Intel quits Web hosting business
- 19 June, 2002 10:51
Intel Corp. is scrapping its Web hosting business after less than three years of operation and will take a US$100 million charge in its second fiscal quarter as a result of the move, the company announced Tuesday.
After kicking off its Intel Online Services (IOS) Web hosting business in 1999, Intel is now winding down operations due to a poor outlook for the Web hosting market, the company said in a statement. Intel will support customers who had signed up for the service for the next 12 months while it works to move them over to a new hosting company.
As a result of cancelling the business, Intel expects to take a charge of close to $100 million in its second quarter, related to the write-down of capital assets and other costs, according to the statement. "The bottom line was that future growth and financial projections did not meet Intel's requirements," said Christine Chartier, a spokeswoman at Intel.
According to an Australian spokesperson for the company, Intel will continue providing services to existing customers over the next 12 months and will immediately begin working with those customers to ensure a smooth transition to a new provider. No new customer engagements will be pursued, the spokesperson said.
Its departure from Web hosting comes after many major providers struggled in the business, most notably Exodus Communications Inc., which filed for bankruptcy protection late last yearIntel once had grand plans for IOS, spending $150 million to build a facility that housed 10,000 servers, three 1.5 megawatt generators, and a 5,000-gallon diesel tank to fuel the generators. The company once planned to open 12 similar centers around the world.
Web hosting isn't the first business that Intel has pulled out of. Earlier this year it said it would close its consumer products division, which produced digital cameras, media players and similar products. This move, along with the end of IOS, marks a trend at the company to refocus its efforts on its core microprocessor business, Chartier said.

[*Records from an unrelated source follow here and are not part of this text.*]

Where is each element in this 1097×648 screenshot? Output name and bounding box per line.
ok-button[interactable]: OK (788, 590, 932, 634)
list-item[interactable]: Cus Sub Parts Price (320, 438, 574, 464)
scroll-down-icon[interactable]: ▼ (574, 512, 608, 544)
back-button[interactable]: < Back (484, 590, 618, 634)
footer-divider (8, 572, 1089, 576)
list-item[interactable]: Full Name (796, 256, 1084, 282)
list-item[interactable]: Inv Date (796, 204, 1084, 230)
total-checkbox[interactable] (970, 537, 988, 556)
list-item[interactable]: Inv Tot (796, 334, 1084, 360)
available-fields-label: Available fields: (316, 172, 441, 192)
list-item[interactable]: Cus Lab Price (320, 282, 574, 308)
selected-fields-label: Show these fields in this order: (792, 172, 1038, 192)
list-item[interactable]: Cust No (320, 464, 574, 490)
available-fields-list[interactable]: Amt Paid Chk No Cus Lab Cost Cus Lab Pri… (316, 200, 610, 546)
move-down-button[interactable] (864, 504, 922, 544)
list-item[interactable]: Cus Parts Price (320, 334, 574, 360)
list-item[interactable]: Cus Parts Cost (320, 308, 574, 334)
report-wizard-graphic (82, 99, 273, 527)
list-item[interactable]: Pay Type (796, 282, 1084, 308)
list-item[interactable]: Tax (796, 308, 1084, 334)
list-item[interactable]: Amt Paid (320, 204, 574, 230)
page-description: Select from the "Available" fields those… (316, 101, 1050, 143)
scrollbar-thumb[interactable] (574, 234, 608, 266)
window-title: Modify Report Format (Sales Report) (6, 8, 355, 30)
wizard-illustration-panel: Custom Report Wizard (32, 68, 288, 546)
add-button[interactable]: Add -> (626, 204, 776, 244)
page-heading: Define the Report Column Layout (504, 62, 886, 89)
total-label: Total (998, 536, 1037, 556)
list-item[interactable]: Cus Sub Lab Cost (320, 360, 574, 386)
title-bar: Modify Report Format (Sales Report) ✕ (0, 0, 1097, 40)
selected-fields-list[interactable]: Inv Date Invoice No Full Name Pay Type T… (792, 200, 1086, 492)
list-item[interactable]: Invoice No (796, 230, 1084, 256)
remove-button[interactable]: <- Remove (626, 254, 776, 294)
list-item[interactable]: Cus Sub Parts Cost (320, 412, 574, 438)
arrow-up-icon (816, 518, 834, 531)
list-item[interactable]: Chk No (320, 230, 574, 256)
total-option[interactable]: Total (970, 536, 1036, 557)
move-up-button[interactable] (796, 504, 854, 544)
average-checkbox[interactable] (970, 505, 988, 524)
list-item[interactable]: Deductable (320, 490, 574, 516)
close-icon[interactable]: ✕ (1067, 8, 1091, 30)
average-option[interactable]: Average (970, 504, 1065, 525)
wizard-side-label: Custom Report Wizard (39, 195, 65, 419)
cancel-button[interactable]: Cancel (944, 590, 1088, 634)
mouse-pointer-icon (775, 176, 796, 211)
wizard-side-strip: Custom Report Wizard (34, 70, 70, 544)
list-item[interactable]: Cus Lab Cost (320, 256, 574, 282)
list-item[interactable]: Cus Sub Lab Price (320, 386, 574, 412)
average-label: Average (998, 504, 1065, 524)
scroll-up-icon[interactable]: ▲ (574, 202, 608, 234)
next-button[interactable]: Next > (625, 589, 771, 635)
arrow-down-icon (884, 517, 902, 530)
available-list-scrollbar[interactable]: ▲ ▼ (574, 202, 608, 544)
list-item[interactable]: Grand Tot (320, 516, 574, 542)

"Obviously in the IOS situation, and I am sure with the consumer products division as well, we did extensive research of the business," Chartier said. "We are a large company and have certain requirements for a business unit and looking at those and the overall market trends that we were seeing, they were not looking good for overall performance requirements."
Other companies such as IBM Corp. and Electronic Data Systems Corp. (EDS) could potentially take on some of the IOS customers, Chartier said.